(479e) Simple Tests for Whether Simulation Data Is Consistent with the Desired Thermodynamic Ensemble

It is often difficult to quantitatively determine if a new algorithm or new software suite properly implements sampling of the targeted thermodynamic ensemble. It is very easy to make subtle errors in both the theoretical development and the computer implementation of simulation algorithms. Such errors can occur because of numerical errors in the underlying energy functions, theoretical mistakes in the proposed algorithm, approximations that are too extreme, and programming bugs that are inevitable when managing ever more complicated code bases.

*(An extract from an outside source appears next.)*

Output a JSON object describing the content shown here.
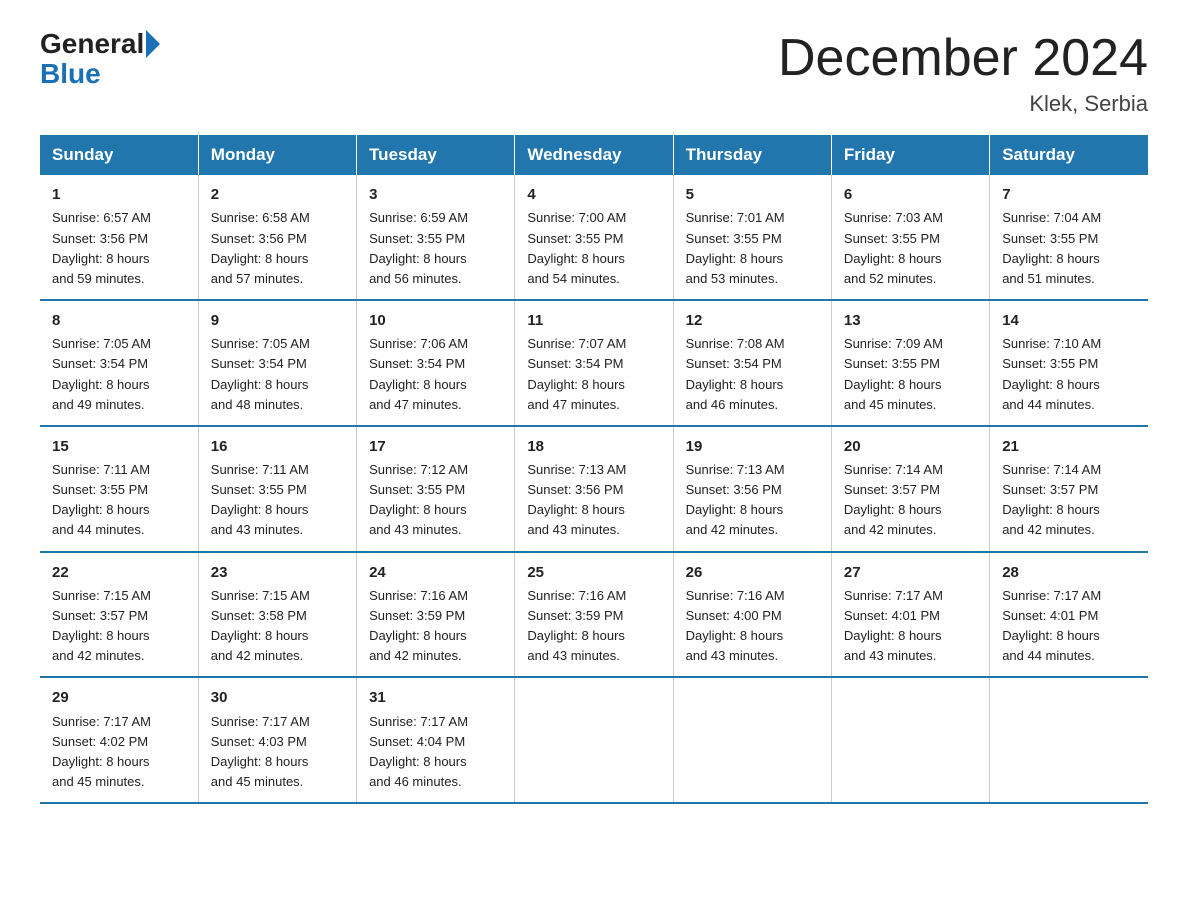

We present some simple automated statistical analysis procedures to allow sensitive determination of proper sampling according to a desired thermodynamic ensemble, requiring pairs of simulations carried out with slightly different applied intensive variables. These methods are applicable to both molecular dynamics and Monte Carlo simulations.  We demonstrate their utility for model systems and molecular dynamics simulations in a range of situations, including canonical, isothermal-isobaric, grand canonical, and alchemical ensembles, and give examples where these tools have aided our own software development. These methods can be used to validate the full distribution of both single variables (such as the energy in an NVT simulation) or the joint distribution of multiple extensive variables (such as the energy and volume in an NPT simulation). We also present a simple, downloadable Python implementation of these tests intended for general use, requiring only standard simulation output such as energy, volume, and number of particles.

Incorporating these methods into molecular simulation analysis pipelines could help in quickly identifying bad or misleading simulation output produced by inexperienced users or simple overlooked mistakes. Incorporation of these tests into software development pipelines would significantly help validation of novel simulation algorithms and help avoid subtle software errors.